Three authors (JRTH and RFL, assisted by CAP) graded all reviews with the AMSTAR-2 quality appraisal and risk of bias rating [24]. We excluded items 11-12 and 15, which apply to meta-analyses (as pre-specified by our protocol) and gave 0.5 points for “partial YES” answers when applicable, making for a maximum score of 13 points. For living and updated reviews, we only evaluated their most recent version (to avoid double counting). For reviews that included both randomized controlled trials and observational studies, question 9 (assessment of the risk of bias of individual studies) was graded separately for each study type. The list of the quality items evaluated is provided as Supplementary material 1C.
2.3. Data synthesis
We calculated the ratios of abstracts screened and full texts inspected per author (as workload measurement) and per included study (screening precision). The number of reviewers participating in the screening was reported inconsistently between studies and was therefore not used in the calculations. We calculated the completion time of the pre-registered reviews as the difference between their protocol's date and the first pre-print's date of publication (or reception date at the journal, for published articles with no pre-prints available). Living and updated reviews' completion times were calculated as the difference between the publication dates of each of their versions. We excluded non pre-registered reviews from this metric due to heterogeneity in the reporting of their starting dates.
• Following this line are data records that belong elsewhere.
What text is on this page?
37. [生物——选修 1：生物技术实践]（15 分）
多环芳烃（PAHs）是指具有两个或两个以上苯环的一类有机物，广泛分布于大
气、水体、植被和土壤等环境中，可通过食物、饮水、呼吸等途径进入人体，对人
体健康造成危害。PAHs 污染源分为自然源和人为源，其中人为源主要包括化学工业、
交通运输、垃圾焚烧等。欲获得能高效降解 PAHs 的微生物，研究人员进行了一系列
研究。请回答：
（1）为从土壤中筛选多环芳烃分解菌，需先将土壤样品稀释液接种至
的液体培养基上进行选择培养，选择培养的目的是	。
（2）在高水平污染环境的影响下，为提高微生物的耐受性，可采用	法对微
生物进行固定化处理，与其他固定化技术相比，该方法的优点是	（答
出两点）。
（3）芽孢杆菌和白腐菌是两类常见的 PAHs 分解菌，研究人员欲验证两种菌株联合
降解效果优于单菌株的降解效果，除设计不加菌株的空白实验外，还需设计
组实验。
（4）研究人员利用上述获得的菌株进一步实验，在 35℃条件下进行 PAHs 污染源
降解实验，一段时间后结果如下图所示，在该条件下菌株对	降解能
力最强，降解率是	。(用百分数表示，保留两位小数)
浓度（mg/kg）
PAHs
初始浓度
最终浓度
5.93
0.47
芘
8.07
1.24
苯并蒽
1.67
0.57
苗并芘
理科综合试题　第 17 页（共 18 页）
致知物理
We used Pearson's chi-square test to compare the percentage of rapid, living, funded, and published reviews between groups. Publishing journals' JCR Impact Factor, citation counts, screening workloads, completion times and AMSTAR-2 ratings were presented as medians with interquartile ranges (IQR), represented using box-and-whisker diagrams and compared using the Wilcoxon–Mann–Whitney test. R version 4.0.5 was used for statistical computing, and GraphPad Prism 9.2.0 for graphing. We also provided a narrative description of reviews using artificial intelligence, detailing which parts of the review process were automated and what software they used, how the AMSTAR-2 ratings differed among them, and how authors justified or what impact they attributed to the use of AI tools.
3. Results
3.1. Search and selection of reviews
As outlined in Figure 1 , we identified 7,050 bibliographic records of COVID-19 systematic reviews, successfully downloaded 3,999, and manually inspected 580 that matched some of our keywords. We selected 20 reviews, of which there were 8 prior versions, making a total of 28 reviews (0.7% of the total, 95% CI 0.47–1.03%) with use of AI. Of the 60 articles selected as publication-date-matched controls, we located another 4 prior versions, making a total of 64 articles without use of AI. The complete list of selected articles is provided as an Excel document (Supplementary Material 2, sheet “Included reviews”) with all the extracted variables and the AMSTAR-2 quality appraisal's breakdown for each question. The full list of manually inspected and finally discarded articles is also provided (sheet “Excluded reviews”).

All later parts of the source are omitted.